Большое летнее наступление было решено начать давно готовившейся операцией «Блау» — ударом на Воронеж. Зная, что в этом районе и к северу от него всю весну наблюдались скопление и активность советских войск, Гитлер особым приказом усилил курскую группировку. Всего для наступления на воронежском направлении кроме основных войск дополнительно привлекалось 28 дивизий.
Дата начала операции «Блау» снова оставалась в глубокой тайне. Гитлер на совещании не назвал даже приблизительного числа.
Утром Охватов проснулся рано. Он спал на изопревшей копешке соломы, закрытой сверху старым рядном. От сырой гнили, которой он дышал всю ночь, болела голова и мутило. Он спустился с копешки, стащил свою шипель, волглую, с сырым запахом прели, и перешел к сараюшке, на кучу осиновых жердей, обглоданных не то козами, не то кроликами. Серые, прополосканные дождями бревешки в стене сарая, запущенный, истоптанный огород, цветущие яблони в саду, набитые горланящими воробьями, уже совсем зеленые ракиты на меже сада — все было облито ранним красноватым солнцем.

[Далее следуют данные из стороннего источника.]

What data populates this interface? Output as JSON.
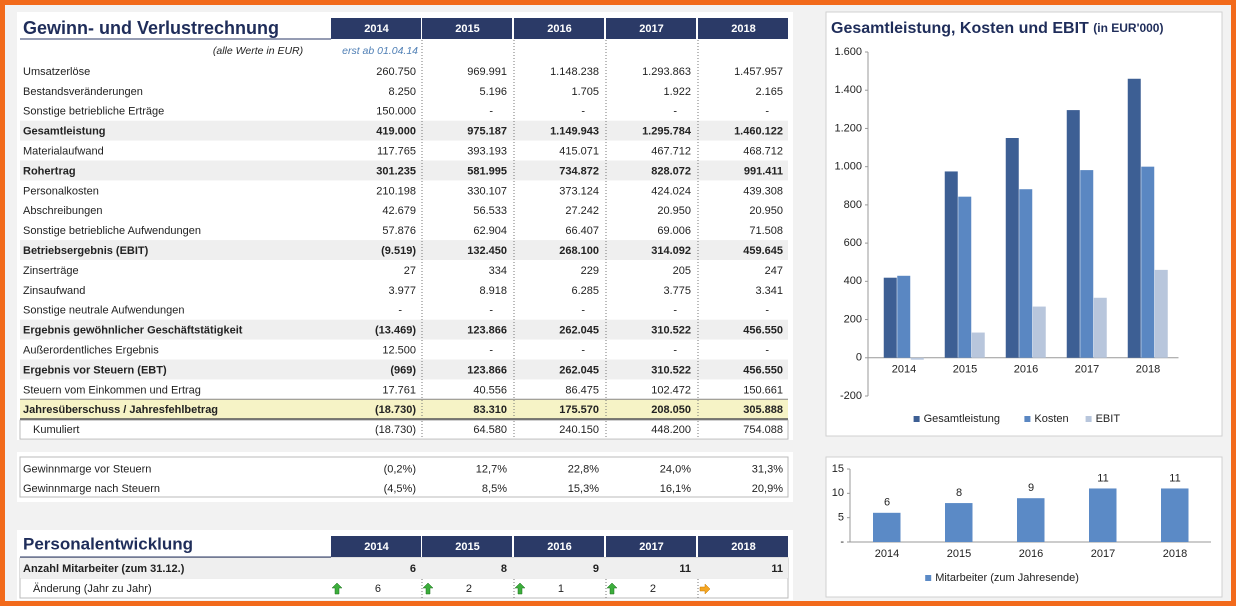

Ночь стояла безросная, сухая, и воздух от солнца стал быстро согреваться. Сразу запахло теплым весенним садом. В траве под ракитами сухо и неистово принялись звенеть кузнечики. В овраге за садом кто-то с хрустом ломал хворост, оттуда наносило дымком: видимо, растопляли котлы штабной кухни. А где-то очень высоко в пустынном небе, вроде все на одном месте, нудился комариным гудом немецкий самолет-разведчик. По нему никто не стрелял, словно все забыли о войне в это тихое солнечное утро.
Охватов потерял сон, и ему сделалось неловко лежать: то твердо было под боком, то низко в изголовье, то от шинели муторно пахло прелой соломой.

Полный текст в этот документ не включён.